Teknik cara bijaksana tersebut adalah manusia harusmenjadi sumber kehidupan,  bisa menjadi jaminan kehidupan di masa mendatang atau berkelanjutan secara terus menerus.  Sebaiknya bisa menopang kehidupan buat makhluk hidup lainnya yang bisa menangani itu.

 

Kepala Bagian Umum Badan lingkungan Hidup (BLH)  Riau, Tengku Ihsan mengatakan, esensi dari hari bumi se-dunia adalah penyadaran kepada masyarakat bahwa bumi itu penting  untuk dikelola dengan baik, sehingga kehidupan ini tidak berhenti.

Ihsan menyebutkan, bumi saat ini sangat memperihatinkan. Penebangan kayu dihutan secara illegal, pembakaran hutan dan lahan untuk membuka ruang baru  begitu banyak memberikan dampak buruk bagi kehidupan mahluk di bumi. Kondisi ini menyebabkan terjadinya perubahan cuaca dan iklim dunia menjadi tidak menentu.

‘’Kita akan selalu menjaga dan melestarikan lingkungan. Ini akan selalu disampaikan kepada masyarakat Riau, agar lebih peduli dan tidak merusak lingkungan yang berefek langsung pada bumi,’’ ujarnya.

Ihsan juga menyampaikan, penyelamatan bumi dan lingkungan tidak hanya menjadi tugas dari Badan Lingkungan Hidup atau lembaga-lembaga konservasi lainnya.

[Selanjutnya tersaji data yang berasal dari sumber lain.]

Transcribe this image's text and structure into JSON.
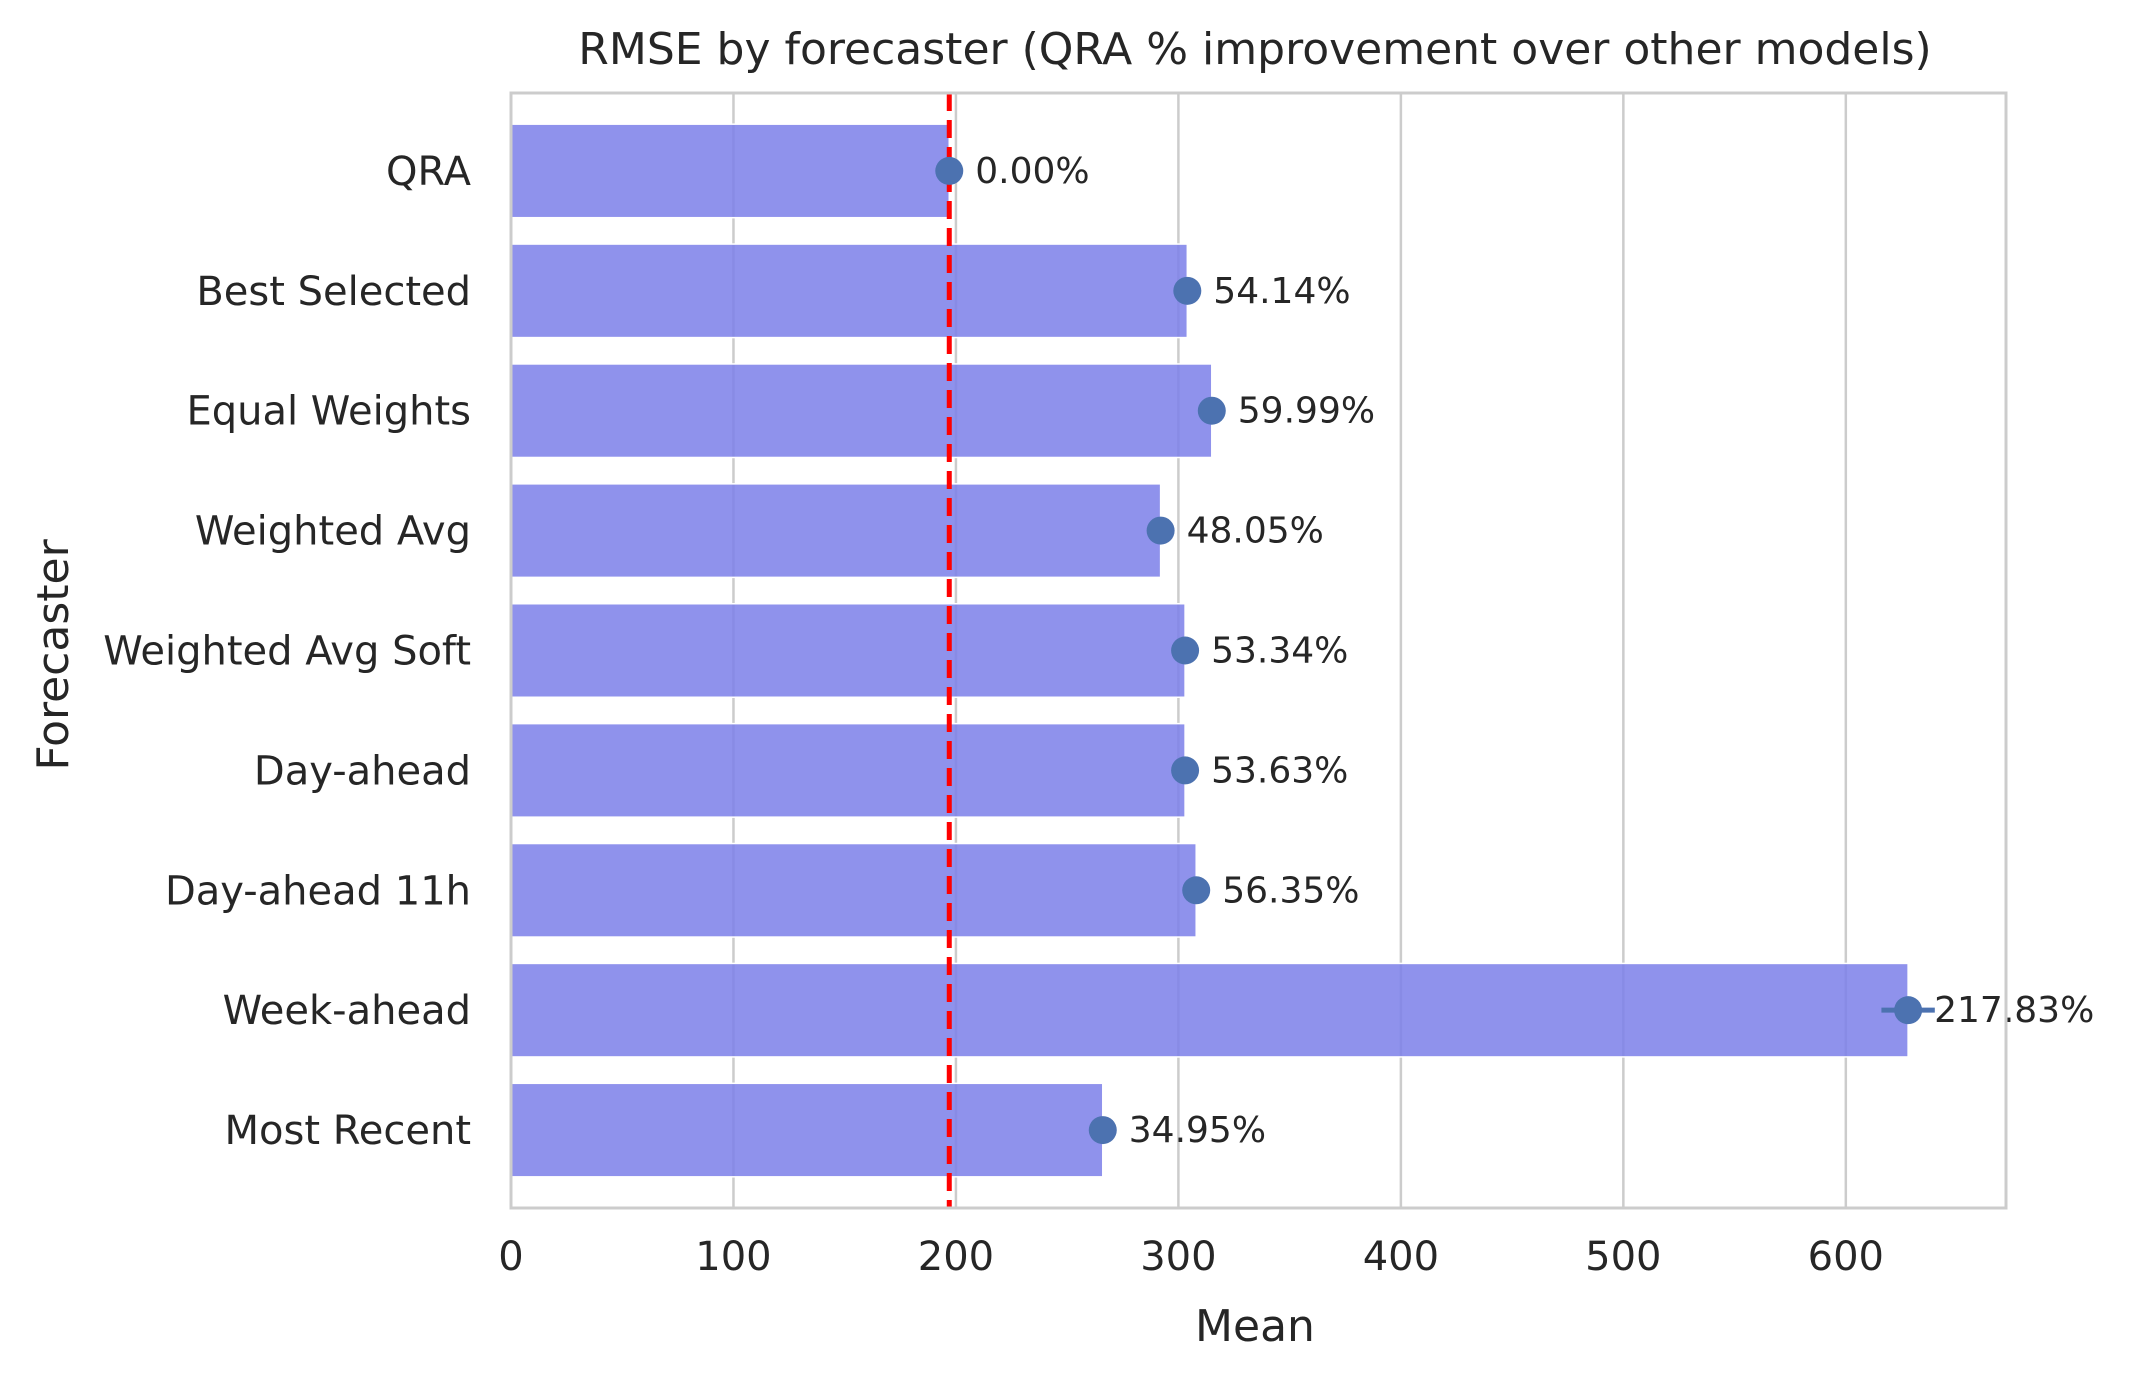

Seluruh manusia sebagai penghuni bumi harus menjaga dengan baik.

‘’Penduduk di bumi harus menjaga dan meletarikan lingkungan. Upaya tersebut dapat dilakukan dengan mudah sebenarnya. Dimulai dari diri sendiri agar tidak membuat kerusakan. Melakukan penghijauan serta penghematan energi, untuk anak cucu di masa depan dan ketersediaan energi yang berkepanjangan yan bisa dirasakan masa depan,’’ jelasnya.(Tim GSJ Riau Pos).